И мама пустилась в объяснения, что благородный — это человек высокого происхождения, очень древнего рода и что ради этого самого благородства ему следует оказывать большое уважение, и пока она мне все это объясняла, мы подошли к великолепному особняку и оказались в вестибюле, где слуги приветствовали нас поклоном.
Тут я был несколько сбит с толку, потому что женщина, которая вышла нам навстречу, совсем не соответствовала тому, что я успел вообразить: хоть она и была «древнего рода», графиня де Сюлли выглядела очень молодо и, несмотря на всю свою «высокородность» и «высокое происхождение», ростом была всего лишь чуточку больше моего.
Они с мамой о чем-то тихо и быстро переговорили между собой, затем мама поцеловала меня и велела ждать здесь, пока она не вернется.

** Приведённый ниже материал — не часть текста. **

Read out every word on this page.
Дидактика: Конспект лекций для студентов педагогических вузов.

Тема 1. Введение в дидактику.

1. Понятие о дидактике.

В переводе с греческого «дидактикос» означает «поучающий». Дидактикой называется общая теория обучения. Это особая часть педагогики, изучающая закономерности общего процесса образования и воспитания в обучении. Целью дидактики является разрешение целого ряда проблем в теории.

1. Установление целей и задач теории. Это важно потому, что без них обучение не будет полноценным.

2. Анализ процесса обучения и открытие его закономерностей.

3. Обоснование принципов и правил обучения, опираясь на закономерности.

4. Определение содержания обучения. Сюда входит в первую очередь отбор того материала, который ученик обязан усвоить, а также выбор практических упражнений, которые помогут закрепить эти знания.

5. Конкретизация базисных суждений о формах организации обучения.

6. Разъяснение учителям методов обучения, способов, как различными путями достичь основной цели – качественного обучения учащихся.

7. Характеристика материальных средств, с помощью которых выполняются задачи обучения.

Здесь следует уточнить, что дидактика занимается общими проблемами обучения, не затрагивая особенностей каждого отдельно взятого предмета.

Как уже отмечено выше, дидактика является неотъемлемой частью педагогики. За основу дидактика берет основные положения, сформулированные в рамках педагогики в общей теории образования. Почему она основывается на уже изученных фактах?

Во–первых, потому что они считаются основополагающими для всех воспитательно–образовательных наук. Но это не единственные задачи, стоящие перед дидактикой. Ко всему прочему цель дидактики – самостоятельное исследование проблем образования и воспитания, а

Малорослая, молодая, обманувшая мои ожидания графиня повела меня в большую комнату, где угостила чаем с пирожными и стала играть разные мелодии на фортепиано. Впечатленный ее высокими потолками, обильным угощением и красивой музыкой, я был готов пересмотреть свое отношение к хозяйке и, удобно устроившись в глубине мягкого кресла, признал в душе, что она была и впрямь «благородной дамой».
Она перестала играть, взглянула на большие настенные часы, вздохнула и, озабоченно наморщив лоб, подошла ко мне:
— Жозеф, не знаю, поймешь ли ты то, что я сейчас тебе скажу, но наша кровь не позволяет нам скрывать от детей правду.
Если так принято у благородных, то почему она навязывает свои правила мне? Быть может, она и меня считает благородным? И как в действительности обстоит дело со мной? Благороден ли я? Может, и да… Почему бы нет? Если не обязательно быть рослым или старым, то я вполне годился.
— Жозеф, ты и твои родители подвергаетесь серьезной опасности. Твоя мама слышала в трамвае разговор об арестах в квартале, где вы живете. Она пошла предупредить твоего отца и вообще всех, кого получится. Тебя она оставила здесь, чтобы я тебя спрятала. Я надеюсь, она вернется. Вот, собственно, и все. Я действительно надеюсь, что она вернется.
Правда оказалась довольно болезненной, и я подумал, что быть благородным всегда, может, не так уж и здорово.